Sparta Szamotuły przegrywa na własnym boisku z GKS Dopiero 1:3 [ZDJĘCIA]

Redakcja
Sparta Szamotuły przegrywa z Dopiewem 1:3
Sparta Szamotuły przegrywa z Dopiewem 1:3 Magda Prętka
Sparta Szamotuły przegrywa w pierwszym meczu rundy wiosennej z GKS Dopiewo 1:3. Jedyna bramka dla szamotulan padła po strzale Jakuba Paździerskiego z rzutu karnego

Długo kazały na siebie czekać rozgrywki IV ligi. Kibice Sparty, licząc na pierwsze zwycięstwo w trwającym sezonie, dość licznie stawili się na stadionie przy ul. Sportowej. Niestety, Sparta Szamotuły po kilku roszadach w składzie prezentowała się w pierwszej połowie żenująco słabo.

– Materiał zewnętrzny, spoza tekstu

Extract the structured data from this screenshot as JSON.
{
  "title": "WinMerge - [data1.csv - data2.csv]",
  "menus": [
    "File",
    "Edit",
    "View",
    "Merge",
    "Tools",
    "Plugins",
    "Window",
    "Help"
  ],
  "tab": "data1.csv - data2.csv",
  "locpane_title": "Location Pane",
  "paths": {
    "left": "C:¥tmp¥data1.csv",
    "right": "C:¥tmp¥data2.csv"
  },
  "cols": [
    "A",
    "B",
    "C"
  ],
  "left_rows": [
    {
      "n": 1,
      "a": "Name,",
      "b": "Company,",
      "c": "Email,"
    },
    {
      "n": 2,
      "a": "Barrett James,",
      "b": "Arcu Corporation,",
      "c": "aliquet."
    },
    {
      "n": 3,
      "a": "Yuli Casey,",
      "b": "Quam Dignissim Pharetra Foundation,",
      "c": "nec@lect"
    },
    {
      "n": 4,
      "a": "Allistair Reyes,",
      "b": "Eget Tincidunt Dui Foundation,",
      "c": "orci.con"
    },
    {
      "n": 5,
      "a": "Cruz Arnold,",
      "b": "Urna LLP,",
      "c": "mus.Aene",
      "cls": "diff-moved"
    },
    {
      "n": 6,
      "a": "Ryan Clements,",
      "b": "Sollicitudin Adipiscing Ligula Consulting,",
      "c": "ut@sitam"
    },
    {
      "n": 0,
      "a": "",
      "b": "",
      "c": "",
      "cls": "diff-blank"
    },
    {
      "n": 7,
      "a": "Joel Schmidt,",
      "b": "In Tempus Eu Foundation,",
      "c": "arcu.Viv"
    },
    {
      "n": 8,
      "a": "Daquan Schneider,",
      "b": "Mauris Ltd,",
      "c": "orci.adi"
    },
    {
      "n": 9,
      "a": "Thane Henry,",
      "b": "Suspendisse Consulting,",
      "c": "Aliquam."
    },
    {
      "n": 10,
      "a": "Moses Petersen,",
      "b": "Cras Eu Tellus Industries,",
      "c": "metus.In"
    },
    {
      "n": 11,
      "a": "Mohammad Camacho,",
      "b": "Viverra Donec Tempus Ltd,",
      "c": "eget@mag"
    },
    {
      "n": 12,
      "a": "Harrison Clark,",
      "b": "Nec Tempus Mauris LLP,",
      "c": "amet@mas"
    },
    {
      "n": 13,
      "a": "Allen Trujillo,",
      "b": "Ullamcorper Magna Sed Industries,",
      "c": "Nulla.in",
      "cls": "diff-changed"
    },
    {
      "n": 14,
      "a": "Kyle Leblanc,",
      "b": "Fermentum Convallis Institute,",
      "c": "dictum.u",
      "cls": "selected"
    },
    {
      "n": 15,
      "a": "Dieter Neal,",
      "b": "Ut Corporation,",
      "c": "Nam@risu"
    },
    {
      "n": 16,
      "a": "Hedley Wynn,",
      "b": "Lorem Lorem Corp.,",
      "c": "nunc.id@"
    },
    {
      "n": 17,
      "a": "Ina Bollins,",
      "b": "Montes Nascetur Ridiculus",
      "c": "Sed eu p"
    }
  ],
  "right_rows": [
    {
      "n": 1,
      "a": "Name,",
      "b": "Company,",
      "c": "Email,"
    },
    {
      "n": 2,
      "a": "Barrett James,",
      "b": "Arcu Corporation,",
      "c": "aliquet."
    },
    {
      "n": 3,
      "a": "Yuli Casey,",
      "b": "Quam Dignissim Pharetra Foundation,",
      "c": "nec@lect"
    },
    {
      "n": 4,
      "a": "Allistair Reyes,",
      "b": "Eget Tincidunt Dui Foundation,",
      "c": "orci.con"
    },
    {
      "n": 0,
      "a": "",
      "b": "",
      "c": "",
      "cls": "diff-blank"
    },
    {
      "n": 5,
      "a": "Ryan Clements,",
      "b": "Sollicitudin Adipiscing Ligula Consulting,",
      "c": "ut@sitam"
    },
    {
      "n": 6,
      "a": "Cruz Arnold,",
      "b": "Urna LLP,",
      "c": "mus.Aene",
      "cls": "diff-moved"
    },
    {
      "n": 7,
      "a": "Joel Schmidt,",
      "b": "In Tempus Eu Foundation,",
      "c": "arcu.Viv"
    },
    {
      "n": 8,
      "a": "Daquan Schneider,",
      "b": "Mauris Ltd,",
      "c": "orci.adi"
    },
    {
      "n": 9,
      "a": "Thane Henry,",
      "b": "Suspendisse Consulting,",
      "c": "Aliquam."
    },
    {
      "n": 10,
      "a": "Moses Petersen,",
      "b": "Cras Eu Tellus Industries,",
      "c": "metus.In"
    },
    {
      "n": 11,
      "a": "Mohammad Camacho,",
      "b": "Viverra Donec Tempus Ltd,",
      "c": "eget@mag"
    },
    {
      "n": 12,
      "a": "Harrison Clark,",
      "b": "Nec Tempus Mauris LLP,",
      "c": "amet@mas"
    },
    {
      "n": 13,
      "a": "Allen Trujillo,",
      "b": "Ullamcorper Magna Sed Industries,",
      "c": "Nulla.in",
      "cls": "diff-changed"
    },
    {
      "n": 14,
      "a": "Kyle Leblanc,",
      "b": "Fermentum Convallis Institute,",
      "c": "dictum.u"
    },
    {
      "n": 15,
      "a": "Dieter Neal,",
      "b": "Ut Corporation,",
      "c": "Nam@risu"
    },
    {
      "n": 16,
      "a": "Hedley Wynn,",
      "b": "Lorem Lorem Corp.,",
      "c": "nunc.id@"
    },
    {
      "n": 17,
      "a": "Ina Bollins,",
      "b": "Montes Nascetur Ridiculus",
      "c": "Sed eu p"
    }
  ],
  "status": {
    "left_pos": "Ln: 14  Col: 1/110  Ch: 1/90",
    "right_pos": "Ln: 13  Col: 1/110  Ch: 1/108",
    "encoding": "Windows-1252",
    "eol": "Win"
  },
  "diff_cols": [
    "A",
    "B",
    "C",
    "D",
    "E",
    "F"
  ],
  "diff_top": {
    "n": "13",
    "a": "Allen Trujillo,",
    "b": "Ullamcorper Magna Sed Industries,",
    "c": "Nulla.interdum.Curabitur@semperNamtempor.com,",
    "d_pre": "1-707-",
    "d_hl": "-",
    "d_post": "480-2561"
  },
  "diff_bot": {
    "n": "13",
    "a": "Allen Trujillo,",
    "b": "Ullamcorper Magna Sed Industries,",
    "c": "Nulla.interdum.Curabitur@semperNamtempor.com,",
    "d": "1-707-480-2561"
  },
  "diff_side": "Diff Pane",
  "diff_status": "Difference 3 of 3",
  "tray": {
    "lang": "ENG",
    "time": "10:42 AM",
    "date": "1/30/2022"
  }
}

Głęboko cofnięta na własnej połowie, rzadko ruszała do kontrataku, rzadko oddawała jakiekolwiek strzały, co dokumentowało desperackie uderzenie Jakuba Paździerskiego z ok. 40 metrów zablokowane przez rywali. Goście z Dopiewa co rusz przebijali się lewą flanką w okolice pola karnego spartan i serwowali groźne dośrodkowania. Wykonywali sporo rzutów rożnych, które siały popłoch w szeregach szamotulan. Trudno żeby było inaczej skoro obrońcy Sparty kryli napastników rywali na tzw. radar. W końcu, jeden z dobrze bitych rzutów rożnych skończył się bramką dla GKSu, niepilnowany zawodnik z Dopiewa spokojnie umieścił głową piłkę w siatce. Bramka dla gości niewiele zmieniła w grze Sparty, chyba, że na gorsze. Nawet podania kierowane do tyłu kończyły się stratą. Jeszcze w pierwszej połowie fatalny w skutkach błąd w obronie popełnił Hubert Słomiński. Zawodnik rywali wyszedł sam na sam z Patrykiem Boczkiem i nie dał mu szans, 0:2.

O ogromnym pechu może mówić powracający po kontuzji Jarosław Michalski, który jeszcze w pierwszej fazie meczu znowu doznał urazu walcząc w defensywie. Druga połowa była nieco lepsza w wykonaniu spartan, widać było więcej walki. Bezbarwnego Stelmaszyka zmienił Marcel Janischewski nieodstawiający nogi w środku pola. Gracze z Dopiewa, górujący na Spartą w kulturze gry, kilkukrotnie dochodzili do znakomtych sytuacji. Na szcęście dla gospodarzy, minimalnie pudłowali. Niespodziewanie, w 74 minucie, zupełnie niewidoczny kapitan Sparty – Przemysław Szała otrzymał podanie w polu karnym i został sfaulowany. Rzut karny na bramkę pewnie zamienił Jakub Paździerski. Ożywiły się trybuny, ożywili się także zawodnicy z Szamotuł, niestety z niewielkim skutkiem. Brakowało faktycznego lidera, kogoś kto by krzyczał częściej do kolegów z drużyny.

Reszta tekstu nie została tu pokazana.